Inside the Raw and Refined Office Spaces
Inside, like much of Olson Kundig’s work, public spaces have a tactile roughness, a welcome break from the typical sterile corporate office setting. There is a lot of exposed concrete, timber, and metal, much of it locally sourced. “We used every opportunity to allow the core materials to serve as the finish, which lets the construction and craft shine through,” says firm principal and founder Tom Kundig. “We also left the detailing uncomplicated, minimally finished, and honest in its expression.” Adds Murray: “You can’t just keep adding materials. Concrete is beautiful—expose it when you can. Expose the tectonics of the buildings. Hopefully the bones of the building read as art.”
Office floors, measuring 13-feet-by-6-inches slab to slab, are open, with varying floor plate depths, allowing each tenant—which include Mailchimp, One Trust bank, WPP marketing, and shared workplace space Industrious—to freely carve out their own niches within. (Mailchimp’s offices, by Studio O+A—with their vibrant art program, varied “neighborhoods,” and flexible “labs” and “everything” spaces, has gotten most of the attention so far.) The hillside site also provides sweeping views of the city. It all seems to be working: the building is now 98 percent leased, says Irwin.
“If we can create all these great spaces, we create a place where people want to be,” he notes. “The portals, the hardscape, the stairs. All these things are in service of creating these interesting moments along the way.

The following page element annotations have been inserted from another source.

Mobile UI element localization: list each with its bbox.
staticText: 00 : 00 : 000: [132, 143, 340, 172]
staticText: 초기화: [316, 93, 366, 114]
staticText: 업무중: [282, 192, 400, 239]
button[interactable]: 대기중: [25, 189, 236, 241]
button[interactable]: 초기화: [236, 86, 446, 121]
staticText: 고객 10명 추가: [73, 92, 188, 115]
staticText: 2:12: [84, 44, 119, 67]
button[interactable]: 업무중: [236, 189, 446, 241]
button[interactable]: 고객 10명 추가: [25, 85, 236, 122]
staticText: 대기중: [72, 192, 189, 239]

These fun elements of surprise and delight.” He adds: “We thought, ‘imagine if you actually enjoyed where you went to work every day?’”
Up next for Fourth Ward, in addition to Olson Kundig’s addition, are a collection of multifamily housing buildings by German architects Barkow Liebinger, sited on the development’s lower level. Per local inclusionary zoning rules, each will contain 10 percent affordable units. This is not, to be sure, affordable housing, but Irwin, who notes that this part of the Old Fourth Ward had essentially been an industrial wasteland (meaning no houses or local amenities had to be torn down) is confident that the Beltline—which traces of over 40 neighborhoods in the city—can accommodate change in a way the relatively focused High Line was not able to do. Each of Fourth Ward’s new pieces resume Irwin’s clear vision for new and vibrant design that is also sensitive and humane—something Irwin is carrying over with new projects in Nashville and Knoxville, Tennessee, which include work by Adjmi, S9, HKS, and local firm Smith Gee Studio.
“He fights for design while balancing budgets with the goal of creating better places that we all deserve,” says Kundig. “He’s the kind of developer I like to collaborate with and work alongside.” Adds Murray: “It’s an honor to be invited to a catalyst project like this. It’s good change. Visionary change.”